Within the field of ADHD, Edmund said, he hoped to see a move beyond describing its outcomes to understanding how ADHD emerges throughout development and the ways genetic and environmental factors work together in shaping how the brain develops.
“At King’s I’m trying to establish some collaborations to look at very early brain development and try to identify risk pathways into ADHD and neurodevelopmental disorders to see if we can identify some markers that we can target for prevention approaches.
“This wouldn’t be to remove the life and soul of ADHD, it has its benefits, I think there’s lots to be said for having a lot of energy and a mind that flits about. The problem is all the downsides and the baggage that comes with it including emotional problems and conduct problems.”
Edmund has also worked as a lecturer in Developmental Psychology at the University of Southampton and holds Visiting Chairs at Ghent University, Aarhus University and the University of Sussex.
Last year he moved back to King’s College London and now works within the Department of Child and Adolescent Psychiatry at the Institute of Psychology, Psychiatry and Neuroscience.
Edmund recently gave his inaugural address at King’s where he spoke publicly for the first time about his experiences with dyslexia and ADHD.
“I was always so ashamed of having learning problems until about five years ago. It changed because I was successful and I didn’t have to feel the stigma any more, I became much more open about it.
“When you have learning problems it really does leave a big fracture in your self-esteem in a pretty fundamental way. You never really forget being in the remedial class at school, or all the things teachers used to say, you don’t really forget those horrible things.”
But, Edmund added, these experiences had informed and motivated his work: “I thought it was a bit embarrassing not having been a success at school but now I think it’s quite important, it tells people why I do some of the things the way I do and how I think.”
Edmund is also Editor in Chief for the ACAMH journal JCPP (Journal of Child Psychology and Psychiatry) overseeing an editorial board of nine general editors, three review editors and five editors who review papers in more specialist areas such as eating disorders.
He said a move to incorporate both more specialist editors within the journal and more editors from America had been revolutionary for its success.
“Since I joined the journal I’ve been able to attract really good editors and they drive the success of the journal.
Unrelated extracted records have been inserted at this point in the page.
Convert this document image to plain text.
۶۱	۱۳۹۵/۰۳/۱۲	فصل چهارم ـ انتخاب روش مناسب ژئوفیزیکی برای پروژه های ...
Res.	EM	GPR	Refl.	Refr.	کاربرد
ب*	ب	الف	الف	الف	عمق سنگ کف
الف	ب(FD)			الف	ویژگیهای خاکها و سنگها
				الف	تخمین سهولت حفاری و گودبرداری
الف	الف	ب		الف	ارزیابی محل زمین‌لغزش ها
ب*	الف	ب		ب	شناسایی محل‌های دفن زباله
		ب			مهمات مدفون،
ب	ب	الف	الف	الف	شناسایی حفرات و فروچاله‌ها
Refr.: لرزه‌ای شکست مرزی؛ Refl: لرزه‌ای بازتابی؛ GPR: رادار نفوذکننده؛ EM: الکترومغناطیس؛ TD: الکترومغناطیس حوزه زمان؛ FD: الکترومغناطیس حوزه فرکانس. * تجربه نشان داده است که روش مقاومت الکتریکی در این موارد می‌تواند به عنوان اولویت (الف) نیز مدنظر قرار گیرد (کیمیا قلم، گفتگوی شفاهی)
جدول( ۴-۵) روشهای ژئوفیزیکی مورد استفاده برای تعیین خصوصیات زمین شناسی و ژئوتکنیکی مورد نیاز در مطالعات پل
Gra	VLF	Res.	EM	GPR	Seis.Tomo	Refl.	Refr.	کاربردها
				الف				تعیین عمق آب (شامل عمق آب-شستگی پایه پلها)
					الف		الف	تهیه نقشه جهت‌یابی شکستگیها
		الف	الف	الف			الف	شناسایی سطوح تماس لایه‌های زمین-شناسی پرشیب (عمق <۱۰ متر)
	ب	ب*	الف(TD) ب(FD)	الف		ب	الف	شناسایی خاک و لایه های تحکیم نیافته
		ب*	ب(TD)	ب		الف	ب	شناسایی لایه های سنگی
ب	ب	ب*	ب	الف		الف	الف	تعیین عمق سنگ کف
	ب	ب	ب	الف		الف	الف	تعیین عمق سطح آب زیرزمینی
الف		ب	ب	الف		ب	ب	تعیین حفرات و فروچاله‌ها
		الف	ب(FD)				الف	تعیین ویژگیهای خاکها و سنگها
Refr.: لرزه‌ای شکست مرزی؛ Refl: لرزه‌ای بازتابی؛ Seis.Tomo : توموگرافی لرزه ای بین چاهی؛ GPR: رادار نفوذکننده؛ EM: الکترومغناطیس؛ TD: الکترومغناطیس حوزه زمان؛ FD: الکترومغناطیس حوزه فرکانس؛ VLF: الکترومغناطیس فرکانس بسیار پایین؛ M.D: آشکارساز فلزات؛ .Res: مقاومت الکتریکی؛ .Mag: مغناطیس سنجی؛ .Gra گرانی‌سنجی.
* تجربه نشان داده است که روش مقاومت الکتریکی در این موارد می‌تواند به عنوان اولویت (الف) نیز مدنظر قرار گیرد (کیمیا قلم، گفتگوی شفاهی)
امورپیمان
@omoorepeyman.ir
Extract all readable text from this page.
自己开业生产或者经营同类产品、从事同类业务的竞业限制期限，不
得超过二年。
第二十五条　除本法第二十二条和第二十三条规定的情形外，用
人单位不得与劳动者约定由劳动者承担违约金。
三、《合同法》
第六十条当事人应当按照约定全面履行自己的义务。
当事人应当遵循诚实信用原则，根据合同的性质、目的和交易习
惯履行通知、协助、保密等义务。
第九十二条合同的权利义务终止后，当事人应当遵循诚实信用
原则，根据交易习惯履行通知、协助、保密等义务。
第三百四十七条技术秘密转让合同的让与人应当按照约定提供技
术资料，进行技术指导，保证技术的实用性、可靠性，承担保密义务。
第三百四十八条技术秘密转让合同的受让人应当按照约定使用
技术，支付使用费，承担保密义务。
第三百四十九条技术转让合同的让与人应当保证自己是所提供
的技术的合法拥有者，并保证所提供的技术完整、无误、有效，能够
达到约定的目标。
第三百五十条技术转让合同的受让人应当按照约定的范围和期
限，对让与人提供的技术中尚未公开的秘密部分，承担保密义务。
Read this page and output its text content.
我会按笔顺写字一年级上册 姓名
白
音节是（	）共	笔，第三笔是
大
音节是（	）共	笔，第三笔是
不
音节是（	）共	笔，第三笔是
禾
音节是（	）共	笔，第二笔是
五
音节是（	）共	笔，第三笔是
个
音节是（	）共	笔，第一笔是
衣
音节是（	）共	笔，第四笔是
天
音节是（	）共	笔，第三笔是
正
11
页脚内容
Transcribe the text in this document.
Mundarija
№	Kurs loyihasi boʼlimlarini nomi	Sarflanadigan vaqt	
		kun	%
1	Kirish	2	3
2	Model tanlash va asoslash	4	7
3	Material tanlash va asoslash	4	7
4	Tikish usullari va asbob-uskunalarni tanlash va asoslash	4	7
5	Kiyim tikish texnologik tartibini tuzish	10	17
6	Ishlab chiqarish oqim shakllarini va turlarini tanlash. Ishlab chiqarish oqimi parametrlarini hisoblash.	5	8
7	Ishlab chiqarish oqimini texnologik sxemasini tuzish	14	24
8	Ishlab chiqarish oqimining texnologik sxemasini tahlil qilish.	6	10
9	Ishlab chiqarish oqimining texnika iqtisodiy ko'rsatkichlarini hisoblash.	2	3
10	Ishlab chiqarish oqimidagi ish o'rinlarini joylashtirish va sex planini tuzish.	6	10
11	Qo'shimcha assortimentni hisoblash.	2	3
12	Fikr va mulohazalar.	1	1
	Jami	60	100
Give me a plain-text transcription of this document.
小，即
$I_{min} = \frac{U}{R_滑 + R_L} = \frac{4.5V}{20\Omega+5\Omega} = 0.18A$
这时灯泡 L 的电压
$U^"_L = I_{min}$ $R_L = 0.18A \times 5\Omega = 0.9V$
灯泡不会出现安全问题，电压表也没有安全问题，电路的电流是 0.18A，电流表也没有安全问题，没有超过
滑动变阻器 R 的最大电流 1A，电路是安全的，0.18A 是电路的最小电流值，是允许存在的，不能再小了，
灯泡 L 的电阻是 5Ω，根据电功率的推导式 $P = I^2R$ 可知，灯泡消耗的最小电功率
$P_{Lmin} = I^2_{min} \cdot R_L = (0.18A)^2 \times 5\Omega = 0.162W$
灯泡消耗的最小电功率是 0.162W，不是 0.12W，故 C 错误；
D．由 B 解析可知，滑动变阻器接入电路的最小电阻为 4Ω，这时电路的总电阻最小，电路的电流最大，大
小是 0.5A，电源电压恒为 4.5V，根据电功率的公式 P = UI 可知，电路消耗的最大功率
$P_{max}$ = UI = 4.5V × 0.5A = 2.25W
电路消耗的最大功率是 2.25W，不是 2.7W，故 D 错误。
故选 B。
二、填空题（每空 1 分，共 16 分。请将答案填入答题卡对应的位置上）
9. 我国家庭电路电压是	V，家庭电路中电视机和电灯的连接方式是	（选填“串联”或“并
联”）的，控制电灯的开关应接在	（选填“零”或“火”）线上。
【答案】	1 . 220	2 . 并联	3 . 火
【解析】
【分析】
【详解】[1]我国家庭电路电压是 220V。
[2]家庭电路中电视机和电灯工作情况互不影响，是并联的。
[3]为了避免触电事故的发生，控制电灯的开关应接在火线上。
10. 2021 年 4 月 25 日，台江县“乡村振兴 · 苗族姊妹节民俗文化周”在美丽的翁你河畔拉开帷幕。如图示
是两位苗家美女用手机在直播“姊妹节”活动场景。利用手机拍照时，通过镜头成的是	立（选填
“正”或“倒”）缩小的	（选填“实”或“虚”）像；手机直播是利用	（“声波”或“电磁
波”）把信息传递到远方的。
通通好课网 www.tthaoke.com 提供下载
In every area we’ve attracted the very best people, including our team in the office, not just in terms of their standing but committed, honest and hard-working people and those who genuinely love the science.”
Edmund said ACAMH played an important role in disseminating information but needed to consider whether it could have any role in informing policy.
“What we’re doing already is great but the question is whether we can have a more direct impact on the mental health of kids through trying to influence policy – that’s a big choice.”